Barak's explanations came from the fields of administration and finance - the difficulty Olmert would have in simultaneously managing matters of state and his legal defense. This is nonsense. It did not bother Barak - who was simultaneously prime minister, defense minister and party chairman for a year and a half - that Olmert continued in his post despite the pressures of four criminal investigations, in addition to the Winograd Committee's investigation of the Second Lebanon War. Olmert could watch a little less soccer on television - there is not much on now anyway, aside from the European Championships - and dedicate his evenings and weekends to his troubles.

It is no coincidence that Barak focused on the legal issue and ignored the moral shock caused by the avaricious parasitism that took place over years, the leeching off Diaspora Jewry. When Barak thinks about Olmert, he thinks about Barak. A decade ago, Barak was a member of the Knesset inquiry committee into the failed attempt to assassinate Khaled Meshal in Amman. When he was asked then why he did not call for the resignation of Benjamin Netanyahu, Barak responded: Because in another year or two, I will be prime minister, and it is not good for there to be a precedent like that.

Barak is not Olmert, but he, like Netanyahu, is not sufficiently non-Olmertian to have faith in his power to fend off such attacks. That is why Tal Silberstein was sent to remind him of his sins. Silberstein, who won publicity after the Rabin assassination as an activist in the Dor Shalem Doresh Shalom ("A Whole Generation Demands Peace") movement, has over the years become a hybrid entity, Tal Lansky: the elderly and aggressive Jewish mafioso Meyer Lansky in the guise of an Israeli dreamer from a poor neighborhood.

Now Silberstein is the spokesman for the A Whole Generation Wants Cash movement. All the politicians are alike; all of them have large empty pockets and a hungry look; and it would be better even for those who live in stone houses not to throw glass. Olmert is not a criminal at all, but a victim, a product of the system. And if he goes, he will be replaced by someone just like him, who will in turn be investigated and crucified.

Such rationales are no less offensive than Olmert's behavior. The legislators who write the election laws audaciously explain why they are allowed to violate the laws in order to grab power: Whoever wants to end up with his picture on a postage stamp needs to accept some envelopes along the way. A populace willing to accept such an arrangement does not have the right to complain about its results. If it ultimately rises up against this system, that means the public has come to understand that politics is too important to be left in the hands of the politicians.

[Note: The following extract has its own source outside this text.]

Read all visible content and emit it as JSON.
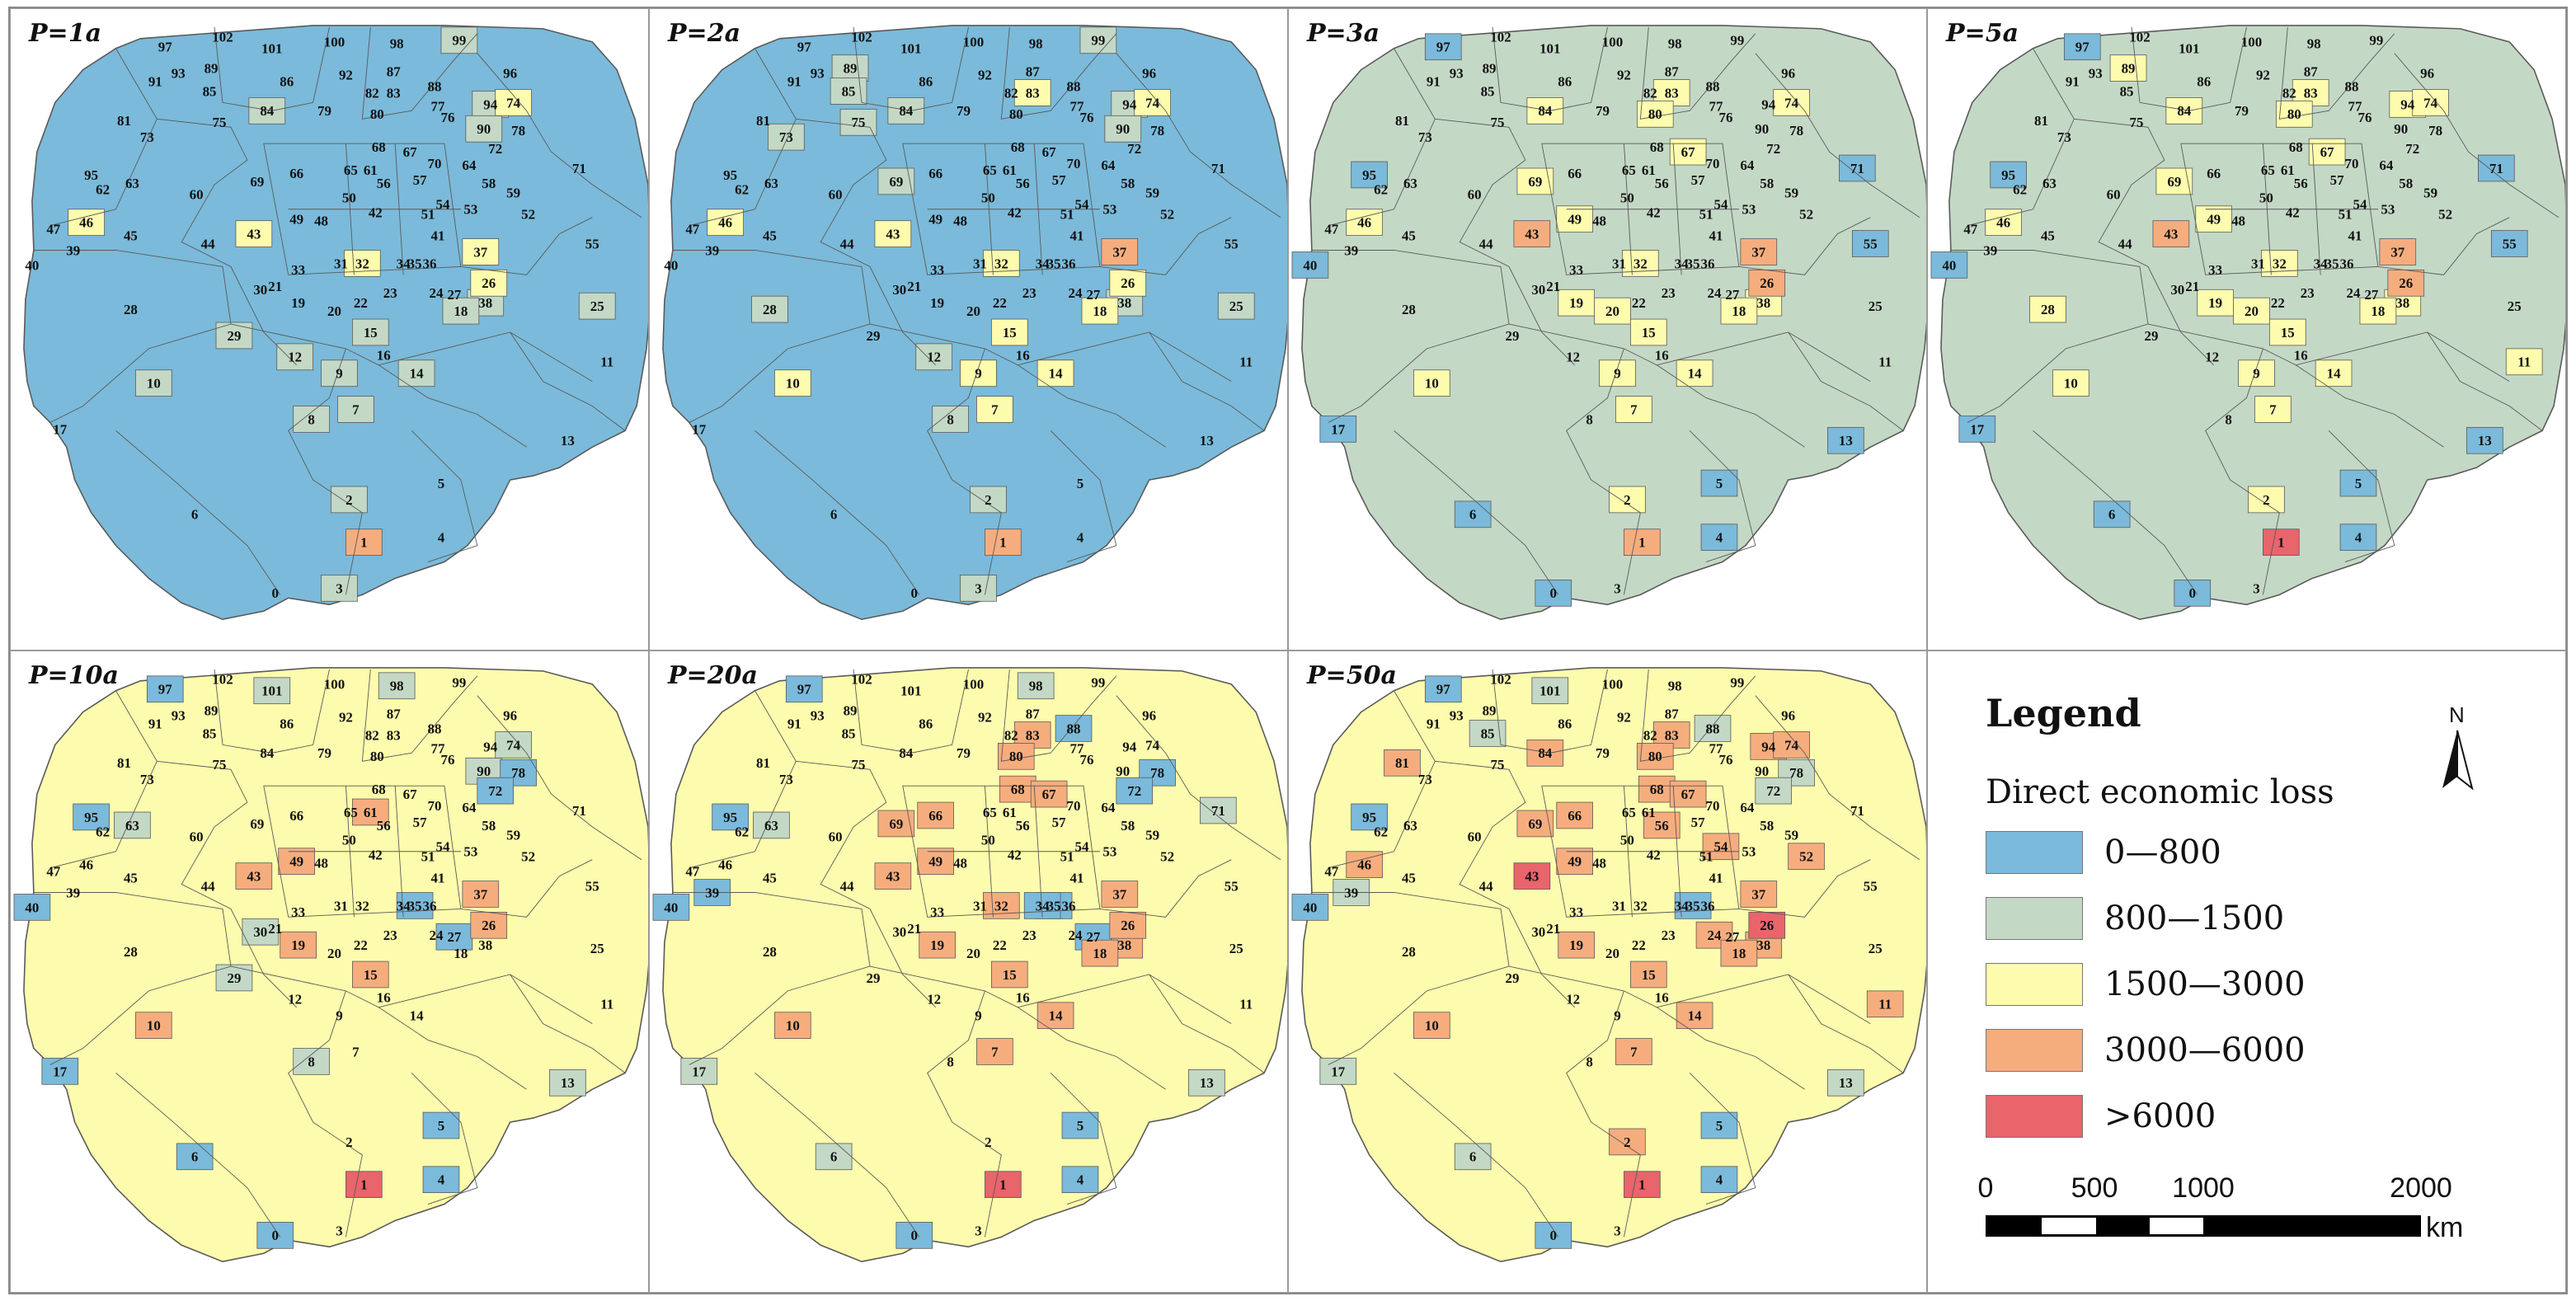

Barak's immediate test will be not just how quickly he acts if Kadima dawdles, but also whether he agrees to cooperate with ugly maneuvers - such as if Shaul Mofaz tries to win Shas support and oppose Tzipi Livni, since Mofaz is a man of Mizrahi (Middle Eastern) descent.

Olmert is desperately trying to gain time. He is attempting to improve his position on the criminal front by maneuvering on the public front, and vice versa, although he has so far only done damage to himself. He cannot completely save himself from being ousted and indicted. His lawyers want to make the judges think there is reasonable doubt when it comes to the credibility of Morris Talansky's testimony. But if they succeed in doing so, that will ultimately spell failure - because the credibility of Talansky's description of his friendship with Olmert is important for their explanation of the basis for Talansky's donations. Take away the friendship, and the chances of Olmert being accused of bribery rise. Moreover, there has been some talk of a plea bargain with Shula Zaken, the suspect who could turn star witness.

Here there is a possible meeting point between the prosecution and the defense. The prosecution would consider it an achievement to garner enough evidence for a large indictment (fraud, breach of trust) but not a huge one (bribery). Olmert's lawyers would consider it an achievement to bring the indictment down to a mid-range offense. Later on, in Ma'asiyahu Prison, Olmert would, as usual, take care of upgrading himself from the business section to first class.